Between 1960 and 2016, California’s population more than tripled from 15.8 million to 39.2 million. Steve LaDochy, professor of geography and urban analysis at California State University, Los Angeles, an expert in air pollution and climate, suspects that this ever-growing population is largely to blame for the state’s notorious air pollution, which has been ranked the worst in the United States. LaDochy notes that the rise in electric vehicle use and renewable energy sources have helped to improve air quality in California. Nearly 40 percent of the country’s containerized goods enter or exit through California’s maritime ports, making freight a major contributor to air pollution in the state.

“When we [at Freightera] solve this problem of freight in the proportion of Canada, we actually solve this problem for all industrial economies because they are all very similar in terms of how they’re currently structured,” Beckwitt says. “Most freight is moved by truck, and [because there are] many small trucking companies in each country, and their roads are not consolidated, trucks go in one way and come back empty. So, we need a central marketplace clearing house where all of the rates are posted – not only for trucks but for rail, for ocean, for air.”


Courtesy of Freightera.

Freightera’s portal works like Expedia, except it’s for freight not flights. The CEO explains that the reason why a business model like this one hasn’t been developed before is that in North America, for example, there are hundreds of trucking companies and typically they are many small firms – unlike the airline reservation system, where there is a limited number of airlines to serve each country hosting only dozens of companies. “To get them all into a system is very difficult. First of all to devise a system that works well and get them to use it – that’s the fundamental problem,” he says.

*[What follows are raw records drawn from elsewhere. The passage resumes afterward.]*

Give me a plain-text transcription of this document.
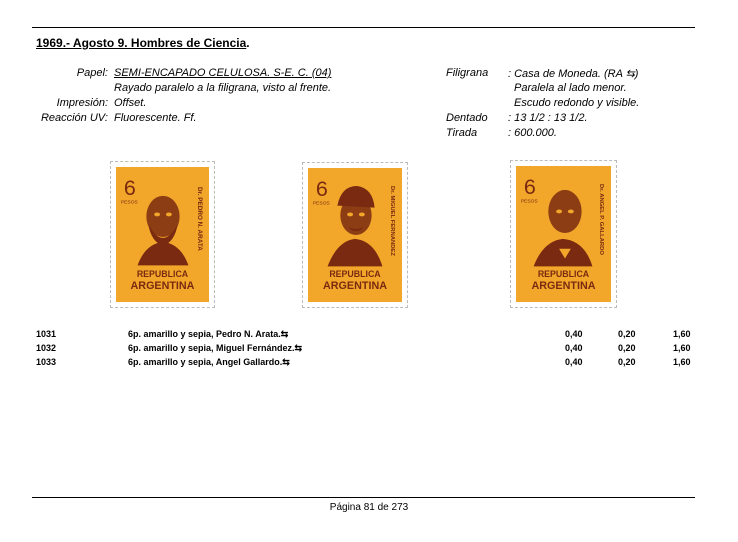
1969.- Agosto 9. Hombres de Ciencia.
Papel: SEMI-ENCAPADO CELULOSA. S-E. C. (04)
Rayado paralelo a la filigrana, visto al frente.
Impresión: Offset.
Reacción UV: Fluorescente. Ff.
Filigrana : Casa de Moneda. (RA ⇆)
Paralela al lado menor.
Escudo redondo y visible.
Dentado : 13 1/2 : 13 1/2.
Tirada	: 600.000.
6
PESOS	Dr. PEDRO N. ARATA
REPUBLICA
ARGENTINA
6
PESOS	Dr. MIGUEL FERNANDEZ
REPUBLICA
ARGENTINA
6
PESOS	Dr. ANGEL P. GALLARDO
REPUBLICA
ARGENTINA
1031	6p. amarillo y sepia, Pedro N. Arata.⇆	0,40	0,20	1,60
1032	6p. amarillo y sepia, Miguel Fernández.⇆	0,40	0,20	1,60
1033	6p. amarillo y sepia, Angel Gallardo.⇆	0,40	0,20	1,60
Página 81 de 273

The three-year old startup is moving fast. It has over 5,000 registered business freight shippers and the best lane coverage and rates in Canada and the United States. Over nine billion automated rate quotes in Freightera’s inventory connect 23,000 communities. Although it started in Canada and later began cross-border U.S.-Canada transport, it is rapidly expanding in the United States.

Freightera currently has a team of 16 people. “We try to be as flat as possible in terms of management and non-hierarchal as possible. So, we function very laterally,” Beckwitt explains. There are four people in programming, eight in customer service, and a few in logistics. “Large companies have strict rules and procedures that they have to follow, but the early stages of a startup must be flexible and we need to just focus on solving problems that appear in every stage.”